Assistant chief executive Brendan Kenny is asking councillors to pass "this vital project" for 824 homes on the north city site with a 50% private, 30% social and 20% affordable mix.

If councillors refuse to pass the plan then the O'Devaney plan and a similar scheme in Coolock would have to be abandoned involving a total of around 1,500 homes, he warned. 

Although the O'Devaney plan was passed by the previous council in January 2017 there have been increasing demands for the deal to be renegotiated or even scrapped altogether in favour or more public housing and cheaper affordable units.

Councillors are due to vote on the plan next Monday and the Dublin Agreement group which consists of Green Party, Fianna Fáil, Labour and Social Democrats, and which holds a majority on the council, are meeting on Friday night.

Fine Gael are in favour of the plan, the Social Democrats are opposed while Fianna Fáil and the Green Party have yet to decide on a final position.

Meanwhile, Sinn Féin wants a renegotiation and most Independents and People Before Profit will vote against.

Brendan Kenny has warned that if the plan is not approved then the procurement process will have to be abandoned and "we realistically would estimate that it could be another five years before we would reach the stage the project is currently at".

He said a similar process at the Oscar Traynor site in Coolock would also have to be abandoned leading to a loss in the region of 1,500 new homes.

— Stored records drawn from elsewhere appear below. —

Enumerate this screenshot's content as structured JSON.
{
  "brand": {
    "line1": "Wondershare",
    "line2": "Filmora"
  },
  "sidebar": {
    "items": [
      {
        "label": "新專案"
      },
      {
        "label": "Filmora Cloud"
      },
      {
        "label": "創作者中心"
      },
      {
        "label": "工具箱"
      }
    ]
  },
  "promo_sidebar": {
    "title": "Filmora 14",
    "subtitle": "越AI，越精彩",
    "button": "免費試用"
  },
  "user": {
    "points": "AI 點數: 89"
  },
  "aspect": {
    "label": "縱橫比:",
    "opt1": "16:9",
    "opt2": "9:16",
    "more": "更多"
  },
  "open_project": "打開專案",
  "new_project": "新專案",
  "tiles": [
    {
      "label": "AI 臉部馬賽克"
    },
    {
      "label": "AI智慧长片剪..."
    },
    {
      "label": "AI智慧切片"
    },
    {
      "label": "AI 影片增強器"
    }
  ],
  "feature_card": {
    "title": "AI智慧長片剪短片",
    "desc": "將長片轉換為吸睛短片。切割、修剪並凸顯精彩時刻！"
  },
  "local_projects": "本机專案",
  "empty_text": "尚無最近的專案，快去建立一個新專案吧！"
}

Both sites are being developed under a scheme known as the Land Initiative in which developers can bid to build an agreed scheme and housing mix on council owned land.

The winner of the procurement process for O'Devaney was Bartra Limited which has been involved in a number of co-living schemes in the capital.

Mr Kenny in his report emphasises that the O'Devaney scheme will not have any student, shared or studio accommodation.

He pointed out that the prices for social and affordable housing would be fixed over the time of the development equivalent to a cash saving of €19 million.

Prices for affordable units would range from €240,000 to €250,000 for a one bed apartment and up to €300,000 to €350,000 for a three bed house.

The deal also includes a discount from the developer for social and affordable units of around €32 million, the developer will also be providing infrastructure worth €10 million and making a cash payment of €7 million.